Tsunami of Need - the Data bhworks Collects
It was before the pandemic when SCOE submitted for the mobile crisis program funding, and at that time they projected handling 45 or 50 emergency responses in a school year.
“Once the pandemic started, we knew a tsunami of need was coming,” said Webb.
bhworks collects real-time data for SCOE programs. As of Feb. 7, 2022, the mobile crisis teams have managed 194 cases since August 2021; 91.5% for suicidal ideation; and 6.2% for homicidal ideation.
“It’s the nature of the work. Making life and death decisions every day with a volume of youth needing to be seen,” Webb said. “It’s also why the staff can burn out. But, there is no doubt, we are saving kids’ lives.”
Of those 194 cases, roughly 30% are students who are lesbian, gay, or bisexual (LGB) and 8% are transgender.
Ambulance instead of Police Car
“What’s important is we get these kids into an ambulance instead of a police car. About 75% of the time we are safety planning and connecting them to a therapeutic counselor,” Webb said. The other 25% is a 5150 hold, referring to the California law code for the temporary commitment of those who present a danger to themselves or others due to signs of mental illness.
Webb continued, “With this program, the students truly receive a plan and access to services.
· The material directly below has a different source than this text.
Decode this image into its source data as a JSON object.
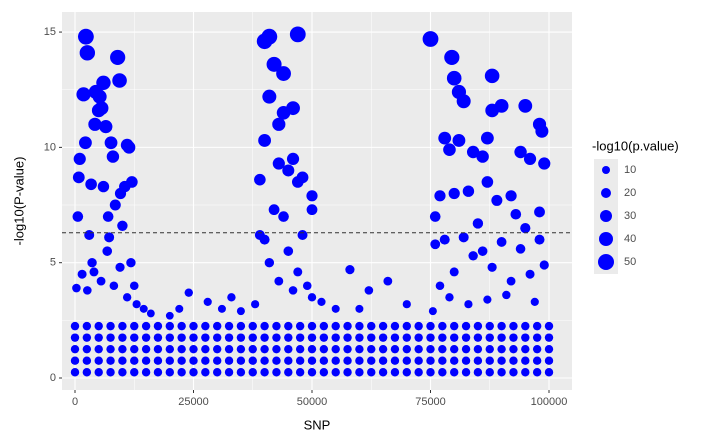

We are immediately giving them the help that they need; plus the process is more cost effective than previous efforts.”
Currently, they are not contracted to do follow up or outcome measures. Webb is anticipating the need to hire a paraprofessional - one that speaks Spanish - to handle case management with the schools and families after the response.
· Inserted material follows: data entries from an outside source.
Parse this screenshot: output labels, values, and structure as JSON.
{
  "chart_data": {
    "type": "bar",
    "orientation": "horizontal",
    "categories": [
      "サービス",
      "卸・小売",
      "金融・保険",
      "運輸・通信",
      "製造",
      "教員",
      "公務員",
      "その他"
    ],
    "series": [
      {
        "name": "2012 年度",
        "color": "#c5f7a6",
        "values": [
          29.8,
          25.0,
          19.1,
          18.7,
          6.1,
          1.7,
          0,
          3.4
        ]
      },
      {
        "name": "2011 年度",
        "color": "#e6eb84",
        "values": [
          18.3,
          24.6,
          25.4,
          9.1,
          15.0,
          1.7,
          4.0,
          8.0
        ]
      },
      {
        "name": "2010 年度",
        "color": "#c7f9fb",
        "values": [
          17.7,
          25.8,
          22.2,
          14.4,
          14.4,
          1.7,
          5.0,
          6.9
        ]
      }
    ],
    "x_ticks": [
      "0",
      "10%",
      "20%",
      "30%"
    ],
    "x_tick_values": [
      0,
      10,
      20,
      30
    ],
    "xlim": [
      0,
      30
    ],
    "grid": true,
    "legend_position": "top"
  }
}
Webb attributes Solano County’s school-wide Positive Behavioral Interventions & Supports (PBIS) prevention model as the reason for their continued growth and improvements.
“The foundation we established, the work we have done, has led us to where we are today,” he explained.
New California Law
In the future, Webb would like to see universal screening of students in all of the county’s K-12 schools, and SCOE has been working with the county’s behavioral health department to add even more comprehensive programming.
That has a good possibility of happening with a new California bill signed into law in July 2021 and currently being implemented. AB 133 California establishes the Children and Youth Behavioral Health Initiative, which is being administered by the California Health and Human Services Agency. The initiative’s goal is to transform the state’s behavioral health system into “an innovative ecosystem in which all children, teenagers, and young adults 25 years of age and younger, regardless of payer, are screened, supported, and served for emerging and existing behavioral health needs.”
In addition, the State Department of Health Care Services will engage and oversee a vendor to establish and maintain a behavioral health services virtual platform [such as bhworks, Student Mental Health Software System from mdlogix] to integrate behavioral health screenings, application-based supports, and direct behavioral health services. The rest of California will follow Solano County’s lead if the bhworks software platform is chosen.
Schools can do all the student behavioral screenings they want, but if there aren’t enough providers to meet the demand, treatment delays follow. So, the law calls for the supply of behavioral health counselors, coaches, peer supports, and other allied health care providers serving children and youth, including those at schoolsites, to expand.
SCOE offers key services and programs to six districts and 64,000 students, including:
● Service and support to help districts meet legal mandates, operate cost-effectively, and raise student achievement
● Fiscal oversight to districts
● Schools and services for special education and alternative education students who are not enrolled at district sites
● College and Career Readiness and Workforce Development Services
● Professional development for teachers and administrators.